Nos voisins , nos amis , nos espoirs , nos errances ;


Chante le bel été quand siffle le bouvreuil ,

Et Printemps quand Coucou s’égosille tout seul ,

Et Automne quand noisettes sont folies d’écureuil ,

Et Hiver, quand la neige a recouvert nos seuils.


Chante nos folles passions , chante nos durs labeurs ,

Oui , chante nos usines , nos sarts , nos travailleurs,

Chante nos belles légendes , nos preux , nos enchanteurs ,

Chante notre vieille vallée , et ses hommes et leur cœur.


Chante, mon Bogny , chante ,

                      Nos espoirs , nos désirs ,

Chante , mon Bogny ,chante ,

                      Chante notre avenir !

      Janvier 2006                                              


A Bogny …… mon passé,……  mes aïeux, …… mon présent,…… notre ville.
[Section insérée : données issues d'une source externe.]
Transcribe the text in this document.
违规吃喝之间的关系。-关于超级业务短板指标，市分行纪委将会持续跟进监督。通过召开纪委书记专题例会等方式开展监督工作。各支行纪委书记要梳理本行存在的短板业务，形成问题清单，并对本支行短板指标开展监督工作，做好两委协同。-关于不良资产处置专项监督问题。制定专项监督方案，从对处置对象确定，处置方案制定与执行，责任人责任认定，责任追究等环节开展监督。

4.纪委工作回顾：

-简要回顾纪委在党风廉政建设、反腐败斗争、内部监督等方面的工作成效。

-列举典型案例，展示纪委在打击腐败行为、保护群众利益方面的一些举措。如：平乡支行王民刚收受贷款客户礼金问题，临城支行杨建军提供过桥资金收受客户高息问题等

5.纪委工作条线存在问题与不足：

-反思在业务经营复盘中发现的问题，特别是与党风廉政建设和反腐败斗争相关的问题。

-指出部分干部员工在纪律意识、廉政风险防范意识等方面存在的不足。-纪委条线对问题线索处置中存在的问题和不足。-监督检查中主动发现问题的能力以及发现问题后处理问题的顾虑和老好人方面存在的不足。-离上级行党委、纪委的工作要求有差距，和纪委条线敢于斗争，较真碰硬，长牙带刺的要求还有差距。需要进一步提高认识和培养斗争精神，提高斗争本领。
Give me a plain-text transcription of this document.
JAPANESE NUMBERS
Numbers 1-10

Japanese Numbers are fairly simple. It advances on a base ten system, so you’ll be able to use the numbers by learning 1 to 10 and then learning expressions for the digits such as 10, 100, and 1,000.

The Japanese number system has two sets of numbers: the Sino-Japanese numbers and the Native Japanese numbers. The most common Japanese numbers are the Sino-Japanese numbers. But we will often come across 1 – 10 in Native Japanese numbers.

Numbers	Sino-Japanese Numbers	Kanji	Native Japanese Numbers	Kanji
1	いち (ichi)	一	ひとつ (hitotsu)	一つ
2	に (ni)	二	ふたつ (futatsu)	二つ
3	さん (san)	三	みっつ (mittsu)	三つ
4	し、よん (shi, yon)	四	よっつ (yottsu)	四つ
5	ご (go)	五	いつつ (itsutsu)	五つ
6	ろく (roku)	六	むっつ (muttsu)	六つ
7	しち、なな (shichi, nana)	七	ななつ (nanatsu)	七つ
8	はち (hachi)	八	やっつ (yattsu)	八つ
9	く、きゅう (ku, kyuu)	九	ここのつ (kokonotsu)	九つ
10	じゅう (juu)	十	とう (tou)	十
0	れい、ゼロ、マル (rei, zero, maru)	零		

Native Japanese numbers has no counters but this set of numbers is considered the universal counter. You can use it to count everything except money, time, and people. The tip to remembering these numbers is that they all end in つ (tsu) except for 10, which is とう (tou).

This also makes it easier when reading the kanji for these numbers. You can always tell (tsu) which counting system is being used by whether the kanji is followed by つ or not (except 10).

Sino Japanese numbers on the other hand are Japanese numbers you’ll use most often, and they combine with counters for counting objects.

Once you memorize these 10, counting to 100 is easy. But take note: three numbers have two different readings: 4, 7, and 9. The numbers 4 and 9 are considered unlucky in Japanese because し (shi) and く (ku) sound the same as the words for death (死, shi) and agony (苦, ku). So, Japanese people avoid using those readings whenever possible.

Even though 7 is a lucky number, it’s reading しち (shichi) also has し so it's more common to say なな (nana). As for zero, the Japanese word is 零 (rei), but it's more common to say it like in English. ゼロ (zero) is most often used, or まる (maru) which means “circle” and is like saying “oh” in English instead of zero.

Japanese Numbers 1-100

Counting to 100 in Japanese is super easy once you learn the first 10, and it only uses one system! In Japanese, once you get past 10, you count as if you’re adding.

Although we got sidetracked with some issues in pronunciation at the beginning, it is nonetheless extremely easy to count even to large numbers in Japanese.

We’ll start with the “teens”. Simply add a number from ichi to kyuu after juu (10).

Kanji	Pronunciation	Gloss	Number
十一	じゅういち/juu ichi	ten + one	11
Sur Bogny ce matin, s’est soulevée la brume ;

         Du voile des souvenirs , elles émergent une à une :

               Trois villes, trois patries ; l’une de mon enfance :


Château : son ermitage , Château : ses quatre fils,

Ses rocs noirs, sa forêt et ses serfs qui s’échinent.


Et puis Braux , Braquae ,des trois : l ’ ancien village ,

Braux et sa collégiale , ses saints , ses pèlerinages .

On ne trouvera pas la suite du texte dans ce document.